La société Renna Pizza indique, sans être utilement contredite, qu'aucun DIP n'a été remis à M. [W] avant la signature de ce contrat de franchise et qui ne lui a été transmis pour régularisation que le 23 mars 2012 (pièce n°12). Il est en outre relevé que la société a été placée en redressement judiciaire en février 2014 et a bénéficié d'un plan de redressement le 19 juin 2015.



Le contrat de franchise stipule au titre de l'approvisionnement que :



Au chapitre 6.2 Assistance technique et commerciale -communication du savoir-faire

(...)

article 6.2.4 Gestion et administration de l'activité commerciale

(...)

' Stock

Le Franchisé s'engage à détenir en permanence un stock minimum d'encours de fabrication disponible d'une semaine d'exploitation environ soit pour une valeur minimum comprise entre 3.000 et 5.000 HT selon l'évaluation du Franchiseur ;



'Approvisionnement

Le franchiseur sélectionne, chaque année, des listes de produits et de fournisseurs correspondants aux normes de qualité et de traçabilité du réseau, décrites dans la bible.



Le Franchisé s'engage à respecter les critères définis.



Il est cependant libre de s'approvisionner auprès d'autres fournisseurs, dès lors que les produits intègrent l'ensemble des critères définis dans la bible et notamment :

- les caractéristiques de qualité et de traçabilité fixées,

- les caractéristiques de conservation et de stockage,

- les compositions qui doivent être strictement identiques à celles visée dans la Bible,

- le fait que les fabricants des produits qui doivent être les mêmes que ceux éventuellement visés dans la Bible, le Franchisé conservant de s'approvisionner auprès du fournisseur revendeur de son choix si l'ensemble des critères de la Bible sont respectés



Le franchisé s'interdit expressément de s'approvisionner auprès de fournisseurs n'assurant pas le transport des produits sous température dirigée.



Le Franchisé s'engage à communiquer et tenir à disposition du Franchiseur les fiches techniques des produits qu'il achète, ainsi que les conditions de vente applicables.
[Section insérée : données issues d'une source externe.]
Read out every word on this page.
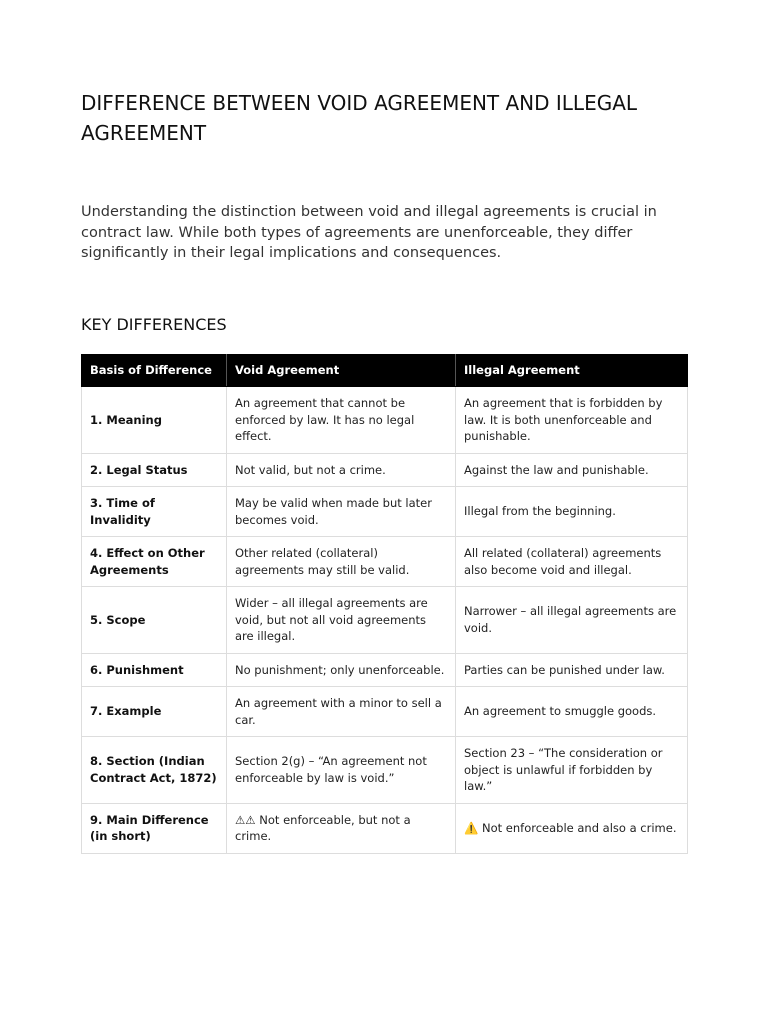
DIFFERENCE BETWEEN VOID AGREEMENT AND ILLEGAL AGREEMENT

Understanding the distinction between void and illegal agreements is crucial in contract law. While both types of agreements are unenforceable, they differ significantly in their legal implications and consequences.

KEY DIFFERENCES
Basis of Difference	Void Agreement	Illegal Agreement
1. Meaning	An agreement that cannot be enforced by law. It has no legal effect.	An agreement that is forbidden by law. It is both unenforceable and punishable.
2. Legal Status	Not valid, but not a crime.	Against the law and punishable.
3. Time of Invalidity	May be valid when made but later becomes void.	Illegal from the beginning.
4. Effect on Other Agreements	Other related (collateral) agreements may still be valid.	All related (collateral) agreements also become void and illegal.
5. Scope	Wider – all illegal agreements are void, but not all void agreements are illegal.	Narrower – all illegal agreements are void.
6. Punishment	No punishment; only unenforceable.	Parties can be punished under law.
7. Example	An agreement with a minor to sell a car.	An agreement to smuggle goods.
8. Section (Indian Contract Act, 1872)	Section 2(g) – “An agreement not enforceable by law is void.”	Section 23 – “The consideration or object is unlawful if forbidden by law.”
9. Main Difference (in short)	⚠⚠ Not enforceable, but not a crime.	⚠️ Not enforceable and also a crime.
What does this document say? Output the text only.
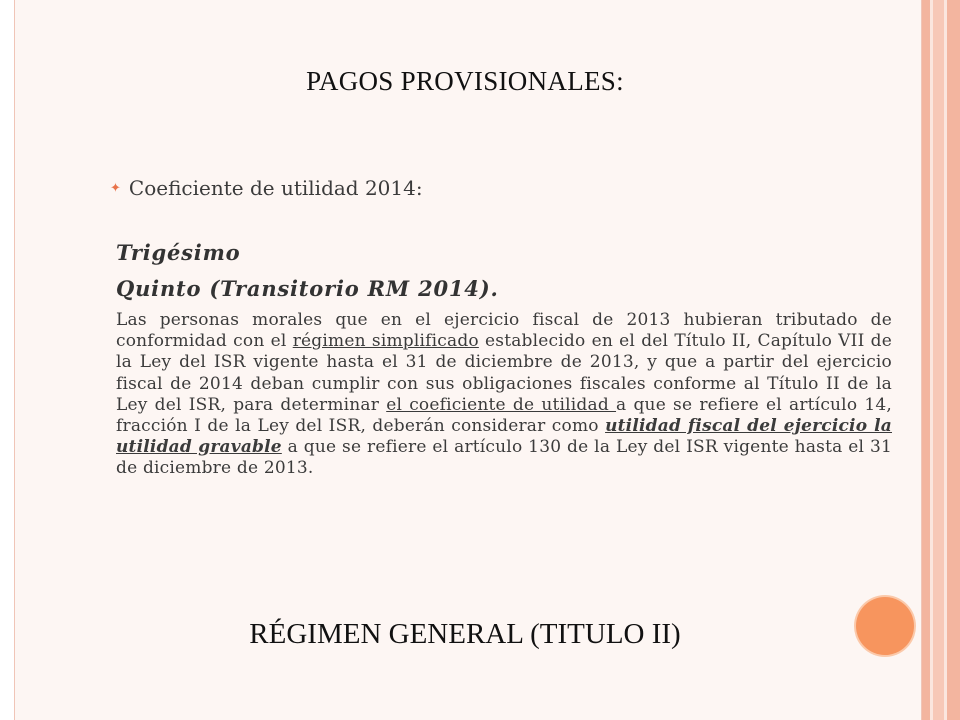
PAGOS PROVISIONALES:
✦ Coeficiente de utilidad 2014:
Trigésimo
Quinto (Transitorio RM 2014).
Las personas morales que en el ejercicio fiscal de 2013 hubieran tributado de conformidad con el régimen simplificado establecido en el del Título II, Capítulo VII de la Ley del ISR vigente hasta el 31 de diciembre de 2013, y que a partir del ejercicio fiscal de 2014 deban cumplir con sus obligaciones fiscales conforme al Título II de la Ley del ISR, para determinar el coeficiente de utilidad a que se refiere el artículo 14, fracción I de la Ley del ISR, deberán considerar como utilidad fiscal del ejercicio la utilidad gravable a que se refiere el artículo 130 de la Ley del ISR vigente hasta el 31 de diciembre de 2013.
RÉGIMEN GENERAL (TITULO II)
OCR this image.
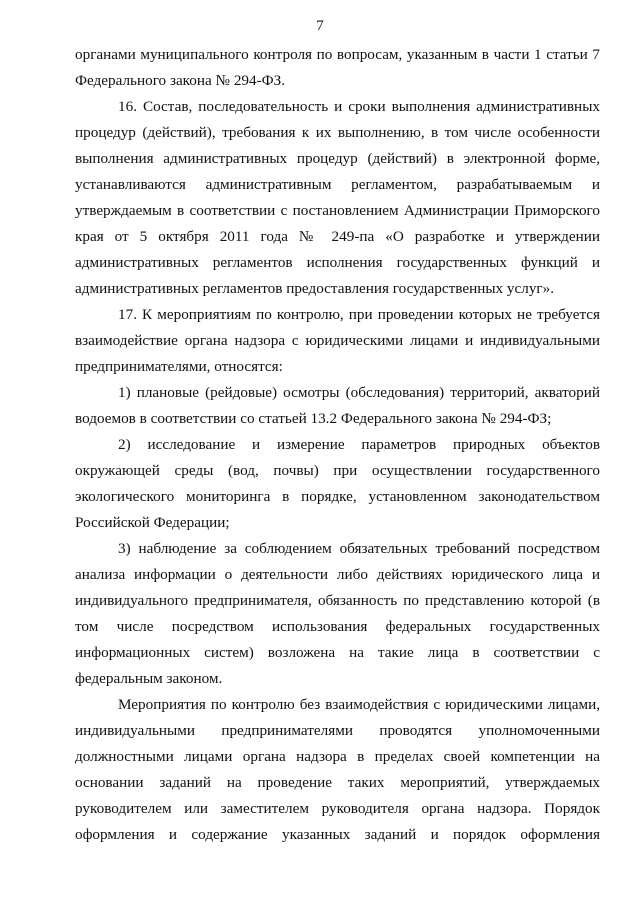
7

органами муниципального контроля по вопросам, указанным в части 1 статьи 7 Федерального закона № 294-ФЗ.

16. Состав, последовательность и сроки выполнения административных процедур (действий), требования к их выполнению, в том числе особенности выполнения административных процедур (действий) в электронной форме, устанавливаются административным регламентом, разрабатываемым и утверждаемым в соответствии с постановлением Администрации Приморского края от 5 октября 2011 года № 249-па «О разработке и утверждении административных регламентов исполнения государственных функций и административных регламентов предоставления государственных услуг».

17. К мероприятиям по контролю, при проведении которых не требуется взаимодействие органа надзора с юридическими лицами и индивидуальными предпринимателями, относятся:

1) плановые (рейдовые) осмотры (обследования) территорий, акваторий водоемов в соответствии со статьей 13.2 Федерального закона № 294-ФЗ;

2) исследование и измерение параметров природных объектов окружающей среды (вод, почвы) при осуществлении государственного экологического мониторинга в порядке, установленном законодательством Российской Федерации;

3) наблюдение за соблюдением обязательных требований посредством анализа информации о деятельности либо действиях юридического лица и индивидуального предпринимателя, обязанность по представлению которой (в том числе посредством использования федеральных государственных информационных систем) возложена на такие лица в соответствии с федеральным законом.

Мероприятия по контролю без взаимодействия с юридическими лицами, индивидуальными предпринимателями проводятся уполномоченными должностными лицами органа надзора в пределах своей компетенции на основании заданий на проведение таких мероприятий, утверждаемых руководителем или заместителем руководителя органа надзора. Порядок оформления и содержание указанных заданий и порядок оформления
La Cour relève que la clause d'approvisionnement telle que rédigée ne prévoit pas un approvisionnement exclusif. Il est organisé une sélection de produit par le franchiseur suivant des normes de qualité et de traçabilité définies dans la 'bible' que le franchisé s'engage à respecter soit en s'approvisionnant chez 'les' fournisseurs référencés par le franchiseur, soit auprès du fournisseur choisi par le franchisé à condition de respecter les critères définis dans la bible, et de communiquer une fiche technique au franchiseur.
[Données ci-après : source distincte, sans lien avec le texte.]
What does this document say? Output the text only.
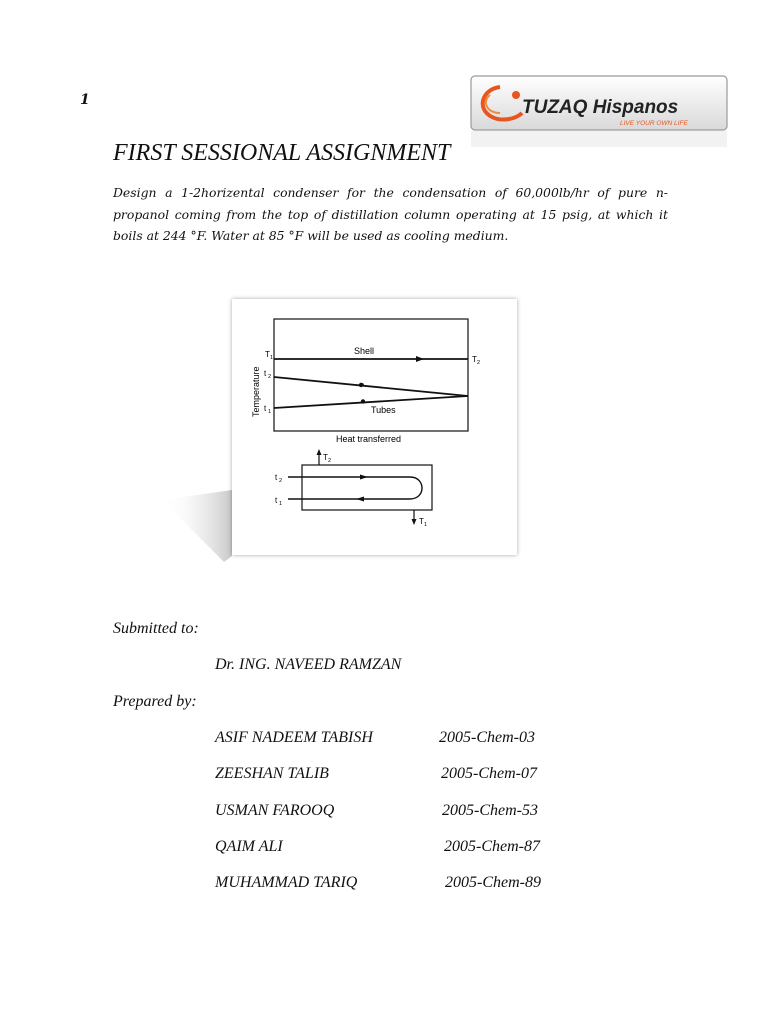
1	TUZAQ Hispanos
LIVE YOUR OWN LIFE
FIRST SESSIONAL ASSIGNMENT
Design a 1-2horizental condenser for the condensation of 60,000lb/hr of pure n-propanol coming from the top of distillation column operating at 15 psig, at which it boils at 244 °F. Water at 85 °F will be used as cooling medium.
Shell
Tubes
Heat transferred
Temperature
T 1
t 2
t 1
T 2
T 2
T 1
t 2
t 1
Submitted to:
Dr. ING. NAVEED RAMZAN
Prepared by:
ASIF NADEEM TABISH	2005-Chem-03
ZEESHAN TALIB	2005-Chem-07
USMAN FAROOQ	2005-Chem-53
QAIM ALI	2005-Chem-87
MUHAMMAD TARIQ	2005-Chem-89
Outre le fait que la clause d'approvisionnement insérée au contrat ne prévoit pas expressément un approvisionnement exclusif, il y a lieu de rappeler que le DIP ne contenait pas non plus d'information particulière sur l'organisation de l'approvisionnement, ni sur l'existence de la société Pizza Center France. Il n'apparaît pas que le candidat à la franchise disposait de la Bible avant la signature du contrat de franchise.



Or, il ressort des éléments versés aux débats par la société franchisée, notamment :

- du courrier de M. [W] du 31 octobre 2014 (pièce PC n° 13),

- des auditions de M. [W] le 9 février 2016 par la DGCCRF et d'autres franchisés (pièce PC n°50),

- des auditions du responsable opérationnel de la société Pizza Center France (pièce DGCCRF n°23 visée dans les conclusions point n° 17 et extraits repris dans l'arrêt du 5 janvier 2022 versé aux débats pièce n° 131)

- des échanges de courriels au sein du réseau entre franchisés et franchiseur (pièce PC n°3,19,20,25)

-et des rapports de visite des animateurs cités par la société Fra-Ma-Pizz dans ses conclusions (points 196 et suivants , pièces PC 3.1 à 3.7)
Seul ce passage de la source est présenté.